Karel Zak <kzak@xxxxxxxxxx> · Tue, 5 Nov 2024 11:20:12 +0100

On Thu, Oct 31, 2024 at 03:56:40PM GMT, наб wrote:
> On Thu, Oct 31, 2024 at 09:58:19AM +0100, Karel Zak wrote:
> > On Mon, Oct 28, 2024 at 07:19:30PM GMT, наб wrote:
> > > --list-duplicates codifies what everyone keeps re-implementing with
> > > find -exec b2sum or src:perforate's finddup or whatever.
> > > 
> > > hardlink already knows this, so make the data available thusly,
> > > in a format well-suited for pipeline processing
> > > (fixed-width key for uniq/cut/&c.,
> > >  tab delimiter for cut &a.,
> > >  -z for correct filename handling).
> > 
> > Why do we need a 16-byte discriminator?
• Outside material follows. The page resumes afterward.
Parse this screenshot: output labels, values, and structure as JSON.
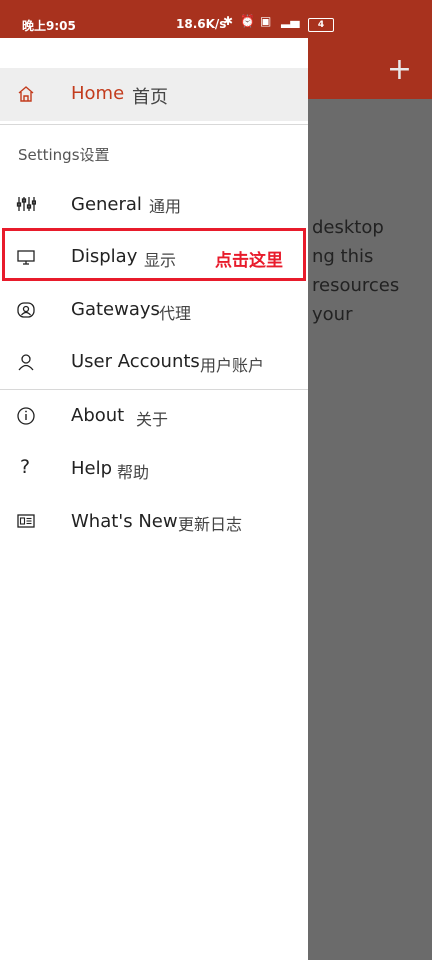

The list consists of absolute
> > paths, so it should be unique enough. This seems like an unusual
> > thing,
> Well, the point is to have a list of lists of files, right.
> hardlink(1) finds, within the given domain,
> a set of sets of "these files are identical"
> (or, the logical set of "these are the link names of this file"
>  for all eligible files).
> The only way to flatten this is to a single-layer list is by having a
> list of filenames discriminated by the set in which they belong, so
>   [[a, b], [c, d, e]]
> discriminated as
>   0 a
>   0 b
>   1 c
>   1 d
>   1 e
> which allows you to reconstuct the sets live while stream-processing
> (the implementation uses a unique ASLR-randomised discriminator
>  because the order isn't stable anyway I think? but same difference).
> 
> A list of just filenames is useless.

I see, thanks.

> On Thu, Oct 31, 2024 at 09:51:00AM +0100, Karel Zak wrote:
> > The new option should also be added to the "bash-completion/hardlink"
> > file. However, I can fix this after merging locally.
> I missed this. I'll include it in v2 if we get to v2 but if we don't,
> please do, thanks.

Merged and bash-completion updated.

    Karel

-- 
 Karel Zak  <kzak@xxxxxxxxxx>
 http://karelzak.blogspot.com